3) Ortadoğu’da iflas eden İngiliz- Fransız dayatması Sykes- Pichot antlaşmasıdır. Sykes-Pichot düzeninin iflas ettiği ve bu antlaşmanın ürünü oluşmuş uyduruk ulus-devletlerin dağılacağı sağır sultanın bile duyduğu, bildiği bir gerçeklik hâline gelmişti. Bunu söylemeyen Ortadoğu uzmanı kalmadı galiba... Bu nedenle, Irak nasıl kurtulur, etrafında yapılan tartışmalar havanda su döğmekten başka bir şey değildir.

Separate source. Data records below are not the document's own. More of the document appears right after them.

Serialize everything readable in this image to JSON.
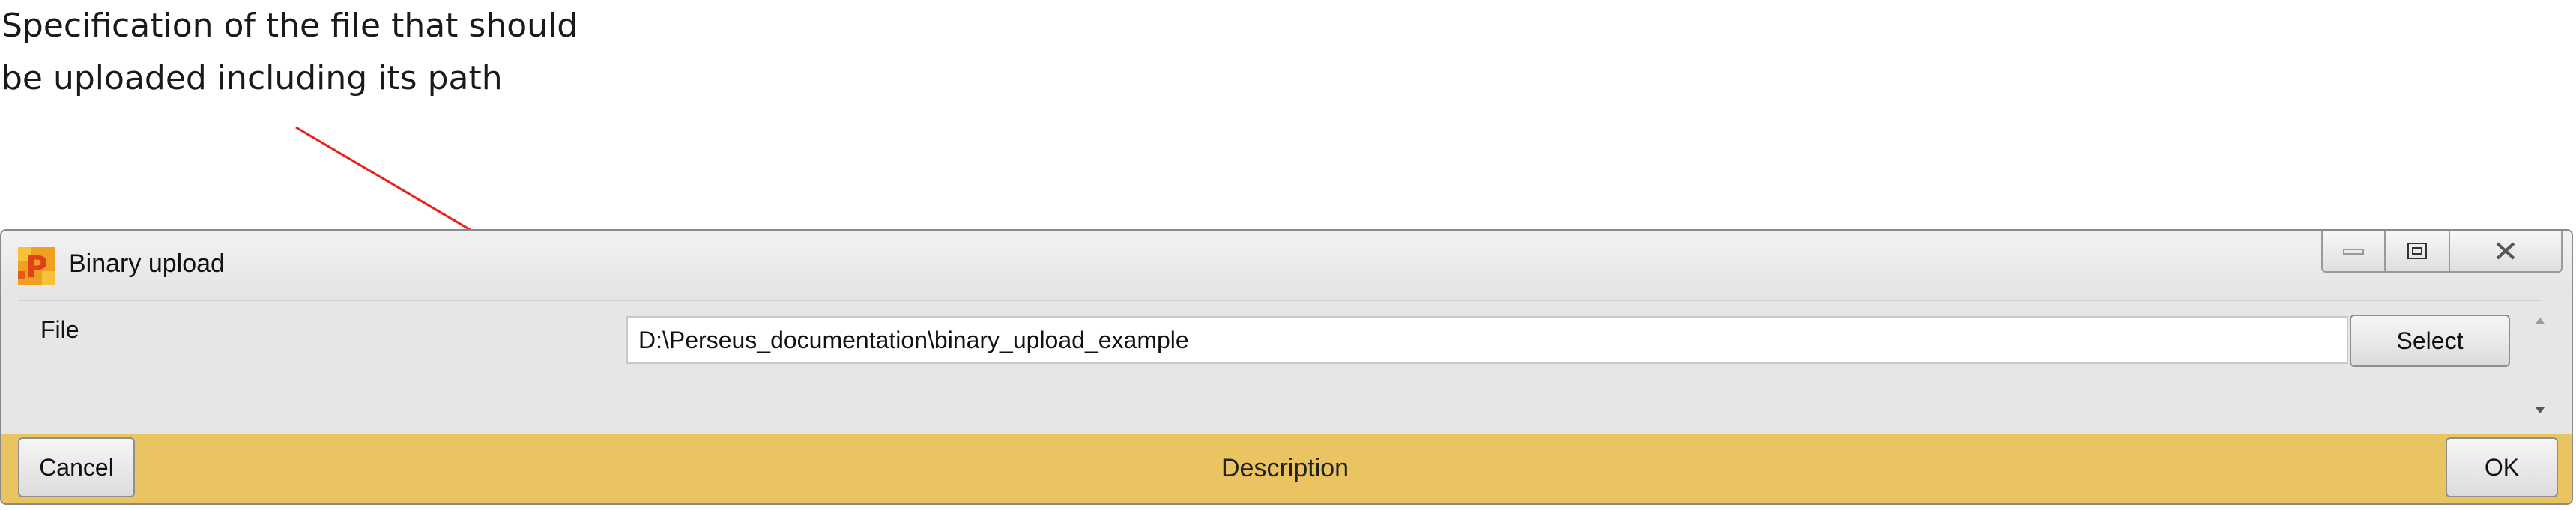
{
  "annotation": {
    "line1": "Specification of the file that should",
    "line2": "be uploaded including its path",
    "arrow_color": "#e8211c"
  },
  "window": {
    "title": "Binary upload",
    "icon": "perseus-app-icon",
    "caption_buttons": [
      "minimize-icon",
      "restore-icon",
      "close-icon"
    ]
  },
  "form": {
    "file_label": "File",
    "file_value": "D:\\Perseus_documentation\\binary_upload_example",
    "select_label": "Select"
  },
  "footer": {
    "cancel_label": "Cancel",
    "description_label": "Description",
    "ok_label": "OK",
    "color": "#ebc462"
  }
}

4) Tayyip Erdoğan ve Davutoğlu son derece dar kafalı ve beceriksiz siyasetçilerdir. Akıl havzaları ve siyasi ufukları Sünni- İslam dünyası ile sınırlıdır. Bunun ötesine gidecek bir evrenselliğe sahip değildir. Daha önce de yazdım. Sykes- Pichot düzeninin çöktüğü bir ortamda, Ortadoğu’daki farklı etnik din yapıların eşit özgür ve demokratik bir tarzda birarada tutulması ve yeni bir Ortadoğu evi yaratılması mümkün idi. Ama bunun için soruna, etnik- din kimliğinin dar ufuklarının ötesinde, ulus-devlet anlayışının ötesinde bakan geniş vizyona sahip yöneticiler gerekirdi.
5) Erdoğan ve Davutoğlu’nda bu birikim ve ufuk yok. Onlar İslam’ın temel değerlerini insanlığın evrensel ve bölge insanının ortak değerleri olarak formüle edebilecek yetenekten uzak olduklarını gösterdiler ve bundan dolayı da kaybettiler. Bölgedeki güçlü etnik- din kimliklerinden sadece bir tanesi oldular. Alevileri, Hristiyanları, Arap seküler çevreleri açıktan karşılarına alacak kör bir Sünni- İslam fanatizmine düştüler. Esad rejimine karşı demokratik değerleri değil, Sünni- İslam değerlerini öne çıkartan akımlara sınırsız destek vererek etnik- din çatışmasını körüklemekten başka bir şey yapmadılar.
Bundan sonra olacaklar aşağı yukarı bellidir. Birçok şey biraz da Türkiye’nin Kürt politikasında neleri yapabileceğine bağlı olarak gelişecektir. Bu da başka bir yazı konusu olsun!